Los pibes de Ríver volvieron a ser cosa seria

Aimar, Saviola y dos veces Pereyra edificaron el triunfo. El 'Millo' se sacó de encima un compromiso muy riesgoso.



CORDOBA (DyN) - A pesar del refranero futbolero, los pibes de Ríver van ganando el campeonato, porque ayer con goles de Pablo Aimar, Javier Saviola y Guillermo Pereyra (dos veces) le ganaron 4-1 a Talleres de Córdoba un partido vital, que le permite mantenerse como único líder del Apertura, con tres puntos de ventaja a cuatro fechas del desenlace.

El Estadio Olímpico de Córdoba se vistió de frac, porque 45.000 personas se prepararon para ver frente a frente a dos equipos de rendimiento destacado, el de Ramón Díaz que llegaba como puntero y el de Talleres que se jugaba la última chance para darle alcance.

Se sabía que iba a ser muy difícil para Ríver el escollo albiazul y así fue, a pesar de que el visitante se puso en ventaja muy temprano, por un espléndido tiro libre del 'Payaso' Aimar, siempre dispuesto a repartir alegrías entre sus seguidores. Aimar ubicó la pelota por arriba de la barrera y junto al ángulo superior izquierdo de Cuenca.

Talleres quedó dolorido hasta que consiguió el empate, a los 34 minutos del primer período, cuando Gigena recuperó la pelota en la mitad de la cancha, avanzó hasta cerca de la media luna y sorprendió a Roberto Bonano, quien se quedó sin reacción.

Los cordobeses cometieron en esa etapa un primer pecado que Ríver de ninguna manera les perdonó, porque, a los 42, Gigena ejecutó un penal que atajó Bonano, tomándose desquite del delantero.

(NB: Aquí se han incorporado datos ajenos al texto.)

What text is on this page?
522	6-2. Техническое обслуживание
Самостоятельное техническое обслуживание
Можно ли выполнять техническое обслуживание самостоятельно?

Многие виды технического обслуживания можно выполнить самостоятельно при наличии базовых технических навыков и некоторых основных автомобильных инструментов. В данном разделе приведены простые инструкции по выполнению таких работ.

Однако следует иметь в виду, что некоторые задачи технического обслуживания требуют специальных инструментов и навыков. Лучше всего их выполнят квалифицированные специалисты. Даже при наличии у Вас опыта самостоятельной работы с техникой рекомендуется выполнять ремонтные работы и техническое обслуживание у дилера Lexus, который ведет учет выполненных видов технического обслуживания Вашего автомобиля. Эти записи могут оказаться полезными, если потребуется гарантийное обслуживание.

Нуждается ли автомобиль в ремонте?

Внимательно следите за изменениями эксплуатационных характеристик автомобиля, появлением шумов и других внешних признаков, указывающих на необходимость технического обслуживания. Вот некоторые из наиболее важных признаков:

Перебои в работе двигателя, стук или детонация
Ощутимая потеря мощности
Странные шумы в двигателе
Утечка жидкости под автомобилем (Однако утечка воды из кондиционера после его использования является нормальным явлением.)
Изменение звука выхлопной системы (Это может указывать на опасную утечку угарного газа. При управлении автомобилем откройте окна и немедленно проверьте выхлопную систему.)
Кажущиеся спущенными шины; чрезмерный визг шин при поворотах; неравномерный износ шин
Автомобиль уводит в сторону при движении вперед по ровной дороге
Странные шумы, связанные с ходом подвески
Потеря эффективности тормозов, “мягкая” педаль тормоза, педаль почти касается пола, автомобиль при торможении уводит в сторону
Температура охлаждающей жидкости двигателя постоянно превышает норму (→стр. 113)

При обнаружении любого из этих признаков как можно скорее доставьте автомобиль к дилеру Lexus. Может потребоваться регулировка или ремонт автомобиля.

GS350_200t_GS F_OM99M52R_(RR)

En el otro capítulo los locales incurrieron en el segundo de sus pecados, el que pagaron todavía más caro, porque, a los 16 minutos, García agredió a Trotta y Talleres se quedó con un jugador menos, ya que Angel Sánchez exhibió la temida tarjeta roja.

Lo demás corrió por cuenta de Saviola, el 'Conejo' del talento, la creatividad y la eficacia, más que el de la buena suerte. Saviola resolvió con un remate cruzado y a la izquierda de Cuenca.

Víctima del jugador de menos y de la estocada de Saviola, Talleres se desordenó y favoreció las dos conquistas del ingresado Guillermo Pereyra, con dos cabezazos, a los 24 y a los 28.

El primer tiempo fue intenso, con un River que acertó de entrada y un Talleres que sintió el impacto, tanto que era complicado reconocerlo como el conjunto de importante papel en los dos frentes.

Leonardo Astrada y Eduardo Coudet recuperaron el balón y se lo dieron a Aimar y el colombiano Juan Pablo Angel, quienes por entonces llevaron peligro, pero sin la definición adecuada.

Quedó comprobado que cuando Talleres se desesperó, Ríver dominó el balón y completó la obra, la que lo arrima al título, aunque todavía falta algo más para el cartón lleno.